Op 19 mei 2014 heeft prof. dr. J.G. van der Hoeven, als hoofd van de Intensive Care afdeling verbonden aan het Radboud UMC te Nijmegen, als deskundige een rapport uitgebracht over – kort gezegd – de juistheid van de medische behandeling in Rotterdam. In het rapport is vermeld dat de behandelaars de darmperforatie eerder hadden moeten ontdekken.

[verweerster] heeft naar aanleiding van het rapport erkend aansprakelijk te zijn voor de gevolgen van de in het ziekenhuis gemaakte fout voor zover die “de problemen met de buik” betreffen.
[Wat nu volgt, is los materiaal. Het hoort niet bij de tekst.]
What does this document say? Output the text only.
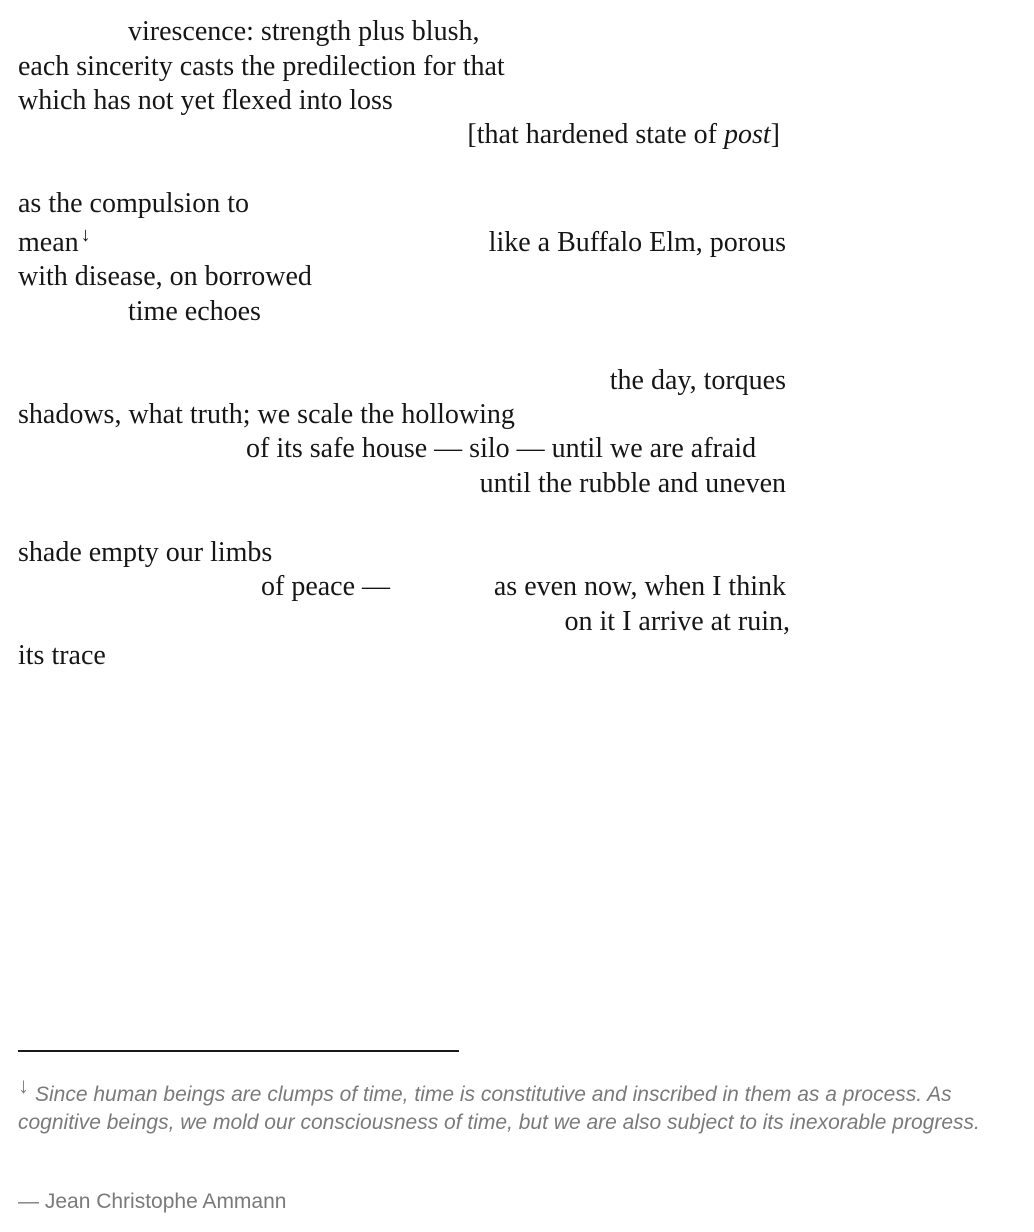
virescence: strength plus blush,
each sincerity casts the predilection for that
which has not yet flexed into loss
[that hardened state of post]
as the compulsion to
mean ↓	like a Buffalo Elm, porous
with disease, on borrowed
time echoes
the day, torques
shadows, what truth; we scale the hollowing
of its safe house — silo — until we are afraid
until the rubble and uneven
shade empty our limbs
of peace —	as even now, when I think
on it I arrive at ruin,
its trace
↓ Since human beings are clumps of time, time is constitutive and inscribed in them as a process. As cognitive beings, we mold our consciousness of time, but we are also subject to its inexorable progress.
— Jean Christophe Ammann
[verzoeker] woont zelfstandig. De zorg en hulp die [verzoeker] in verband met zijn gezondheidssituatie nodig heeft, worden verstrekt door [partner verzoeker] , zijn partner en de moeder van zijn kinderen (in 2018 3 en 12 jaar oud). [partner verzoeker] en de kinderen wonen niet bij [verzoeker] in huis.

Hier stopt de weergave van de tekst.